Cela étant précisé, l'oratrice admet que les revendications des parents signataires de la pétition sont compréhensibles et qu'il est vrai de dire que leur souffrance est immense : « C'est long pour accepter cette situation », reconnaît-elle.

A l'hôpital, ajoute l'enseignante, on leur propose des implants ou un appareillage et on insiste souvent sur l'importance de placer leur enfant dans un contexte d'entraînement intensif à la parole. Or, le point de vue médical, estime Mme Aubonney, prend surtout en compte l'oreille en tant que telle, tandis que le Centre de Montbrillant vise la globalité du problème. S'il est bénéfique que l'enfant apprenne à parler et à lire afin qu'il soit intégré par la suite, il n'empêche qu'il est sourd et qu'il faut le respecter, respecter son identité.

L'intervenante explique que les sourds qui vivent dans le monde des entendants ont besoin de pouvoir se construire, un projet auquel Montbrillant adhère, notamment par le biais de l'apprentissage de la langue des signes que Mme Aubonney qualifie de moyen de communication solide. En conclusion, elle pense que « l'hôpital fait un peu rêver les parents » qui ont envie de pallier à la différence de leur enfant.
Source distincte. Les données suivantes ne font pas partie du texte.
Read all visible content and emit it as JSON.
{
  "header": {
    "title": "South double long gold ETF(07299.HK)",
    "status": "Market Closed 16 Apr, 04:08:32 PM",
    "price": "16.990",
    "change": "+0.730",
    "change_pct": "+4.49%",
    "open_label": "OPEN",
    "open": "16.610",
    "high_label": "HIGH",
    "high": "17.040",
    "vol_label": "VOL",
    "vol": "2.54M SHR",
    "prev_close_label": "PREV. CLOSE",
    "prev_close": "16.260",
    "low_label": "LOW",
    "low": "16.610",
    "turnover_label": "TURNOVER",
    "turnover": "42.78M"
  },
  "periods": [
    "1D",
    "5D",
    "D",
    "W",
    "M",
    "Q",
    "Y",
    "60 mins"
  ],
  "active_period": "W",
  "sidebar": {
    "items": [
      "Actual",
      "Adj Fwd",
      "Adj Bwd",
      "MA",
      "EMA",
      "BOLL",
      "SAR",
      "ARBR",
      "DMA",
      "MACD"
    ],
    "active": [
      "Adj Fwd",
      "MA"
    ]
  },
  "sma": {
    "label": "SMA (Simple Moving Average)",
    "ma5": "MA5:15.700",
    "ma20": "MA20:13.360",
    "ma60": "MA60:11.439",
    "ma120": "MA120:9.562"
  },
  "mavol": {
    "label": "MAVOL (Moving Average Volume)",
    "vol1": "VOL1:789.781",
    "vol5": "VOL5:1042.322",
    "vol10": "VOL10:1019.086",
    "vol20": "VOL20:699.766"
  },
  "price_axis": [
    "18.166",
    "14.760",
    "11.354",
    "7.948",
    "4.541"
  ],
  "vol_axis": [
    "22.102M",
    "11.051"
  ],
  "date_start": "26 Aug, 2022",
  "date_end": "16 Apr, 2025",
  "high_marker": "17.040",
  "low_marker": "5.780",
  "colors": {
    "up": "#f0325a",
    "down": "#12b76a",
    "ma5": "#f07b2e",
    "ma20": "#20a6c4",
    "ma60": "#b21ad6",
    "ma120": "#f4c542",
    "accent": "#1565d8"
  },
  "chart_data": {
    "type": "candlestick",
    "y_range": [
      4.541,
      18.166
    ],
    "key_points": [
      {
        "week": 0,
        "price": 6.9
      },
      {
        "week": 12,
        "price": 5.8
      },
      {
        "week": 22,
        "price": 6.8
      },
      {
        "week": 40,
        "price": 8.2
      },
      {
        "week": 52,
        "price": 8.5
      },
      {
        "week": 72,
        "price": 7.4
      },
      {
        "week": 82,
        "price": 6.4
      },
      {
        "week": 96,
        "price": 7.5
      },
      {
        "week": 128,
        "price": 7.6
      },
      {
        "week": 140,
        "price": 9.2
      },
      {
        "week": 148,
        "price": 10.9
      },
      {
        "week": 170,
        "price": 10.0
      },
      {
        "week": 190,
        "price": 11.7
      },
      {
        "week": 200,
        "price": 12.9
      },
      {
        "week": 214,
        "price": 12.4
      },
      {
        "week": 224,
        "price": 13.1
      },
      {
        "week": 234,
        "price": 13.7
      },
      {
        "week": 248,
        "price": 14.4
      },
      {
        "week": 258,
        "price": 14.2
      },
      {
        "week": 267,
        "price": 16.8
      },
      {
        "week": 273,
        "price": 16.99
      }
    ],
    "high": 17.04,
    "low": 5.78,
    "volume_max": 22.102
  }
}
Mme Vine est malentendante. Elle explique qu'elle a d'abord fait l'école primaire ordinaire, puis a obtenu une maturité scientifique au Collège de Genève. Ce n'est qu'à l'âge de 20 ans que Mme Vine a appris la langue des signes. Actuellement, elle est maîtresse pour les petits à Montbrillant.

Lorsqu'elle était petite, elle a été en intégration et ce jusqu'au collège. A l'époque, précise l'oratrice, elle était la seule élève déficiente auditive dans la classe qu'elle fréquentait.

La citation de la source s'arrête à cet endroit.